People generally say that they do not buy health insurance because they cannot afford it.  As elected officials cannot require that the impoverished spend money they do not have on insurance they cannot afford, individual mandates are almost always coupled with extensive subsidies for health insurance purchase.  This means that the enforcement and administration of an individual mandate requires the collection of substantially more income data than is currently available to determine who qualifies for subsidies.

Although the Massachusetts plan has been in operation only since April 1, 2006, it has already generated a 13-page “Certificate of Exemption” application that allows people to ask for an exemption from the individual health insurance mandate if they can demonstrate sufficient financial hardship.  Among other things, hardship is defined as a notice of eviction or utility shutoff, or a natural disaster or human-caused event that substantially damages individuals, their homes or their possessions.  People are also exempted if they can establish that purchasing health insurance would cause a “serious deprivation of food, shelter, clothing or other necessities.”  In effect, the individual mandate in Massachusetts requires citizens to petition the government for relief whenever they suffer a serious financial reversal.  Even with extensive subsidies, Massachusetts authorities have exempted an estimated 20 percent of the uninsured from the mandate on the basis of their inability to afford health insurance.

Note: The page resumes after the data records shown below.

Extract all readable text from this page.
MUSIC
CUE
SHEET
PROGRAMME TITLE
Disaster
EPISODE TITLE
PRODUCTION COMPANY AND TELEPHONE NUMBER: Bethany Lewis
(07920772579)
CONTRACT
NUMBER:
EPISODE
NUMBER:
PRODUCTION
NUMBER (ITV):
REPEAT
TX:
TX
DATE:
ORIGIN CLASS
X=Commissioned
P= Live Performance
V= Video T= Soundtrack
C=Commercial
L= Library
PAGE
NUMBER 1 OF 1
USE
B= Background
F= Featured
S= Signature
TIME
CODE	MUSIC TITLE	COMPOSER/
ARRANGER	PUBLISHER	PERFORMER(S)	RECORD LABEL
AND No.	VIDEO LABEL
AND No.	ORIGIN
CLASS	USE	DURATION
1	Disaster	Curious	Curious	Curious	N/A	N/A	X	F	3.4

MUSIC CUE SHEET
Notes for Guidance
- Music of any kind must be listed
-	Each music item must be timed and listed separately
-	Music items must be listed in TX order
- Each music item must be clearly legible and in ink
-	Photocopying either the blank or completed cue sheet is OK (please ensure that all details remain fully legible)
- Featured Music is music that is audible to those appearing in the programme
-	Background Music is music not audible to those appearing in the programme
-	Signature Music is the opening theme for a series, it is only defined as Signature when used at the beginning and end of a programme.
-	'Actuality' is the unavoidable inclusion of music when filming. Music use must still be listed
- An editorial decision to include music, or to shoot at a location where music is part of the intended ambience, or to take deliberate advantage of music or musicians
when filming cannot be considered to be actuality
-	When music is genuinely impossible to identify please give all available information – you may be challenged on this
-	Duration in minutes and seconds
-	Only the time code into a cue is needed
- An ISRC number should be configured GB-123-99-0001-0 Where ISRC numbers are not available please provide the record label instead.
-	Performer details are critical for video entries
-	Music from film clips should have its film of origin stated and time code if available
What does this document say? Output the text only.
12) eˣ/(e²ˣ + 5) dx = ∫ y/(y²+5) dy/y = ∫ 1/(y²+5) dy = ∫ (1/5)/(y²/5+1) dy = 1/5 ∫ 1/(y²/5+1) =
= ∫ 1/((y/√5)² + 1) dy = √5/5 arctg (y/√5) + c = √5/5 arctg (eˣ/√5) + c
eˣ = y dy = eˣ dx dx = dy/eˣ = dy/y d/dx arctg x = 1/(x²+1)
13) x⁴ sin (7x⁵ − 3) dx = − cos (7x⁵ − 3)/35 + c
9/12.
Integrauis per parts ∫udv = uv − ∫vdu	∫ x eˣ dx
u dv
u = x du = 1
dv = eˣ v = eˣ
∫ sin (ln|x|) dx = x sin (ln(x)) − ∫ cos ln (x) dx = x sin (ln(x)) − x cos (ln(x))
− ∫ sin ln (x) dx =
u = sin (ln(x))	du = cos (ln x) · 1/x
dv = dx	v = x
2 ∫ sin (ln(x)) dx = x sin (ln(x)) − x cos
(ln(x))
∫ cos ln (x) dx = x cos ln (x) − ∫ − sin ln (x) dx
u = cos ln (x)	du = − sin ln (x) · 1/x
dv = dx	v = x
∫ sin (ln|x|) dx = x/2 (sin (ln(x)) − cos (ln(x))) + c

"Most states mandate automobile liability insurance, but large numbers of motorists drive without it."

How can such a mandate be enforced?  The Colorado proposal contemplates requiring proof of coverage when registering for school, and when applying for or renewing a driver’s license or car registration.  People who cannot show proof of coverage will be fined a year’s worth of premiums when they file their state income taxes.  This would significantly increase government control over individual decisions in normal household matters.  Furthermore, it is unlikely that an individual mandate can be fairly enforced.  Most states mandate automobile liability insurance, but large numbers of motorists drive without it.3 The ability to enforce a health insurance mandate is of particular concern in areas where large numbers of the uninsured are illegal aliens who may not file tax returns.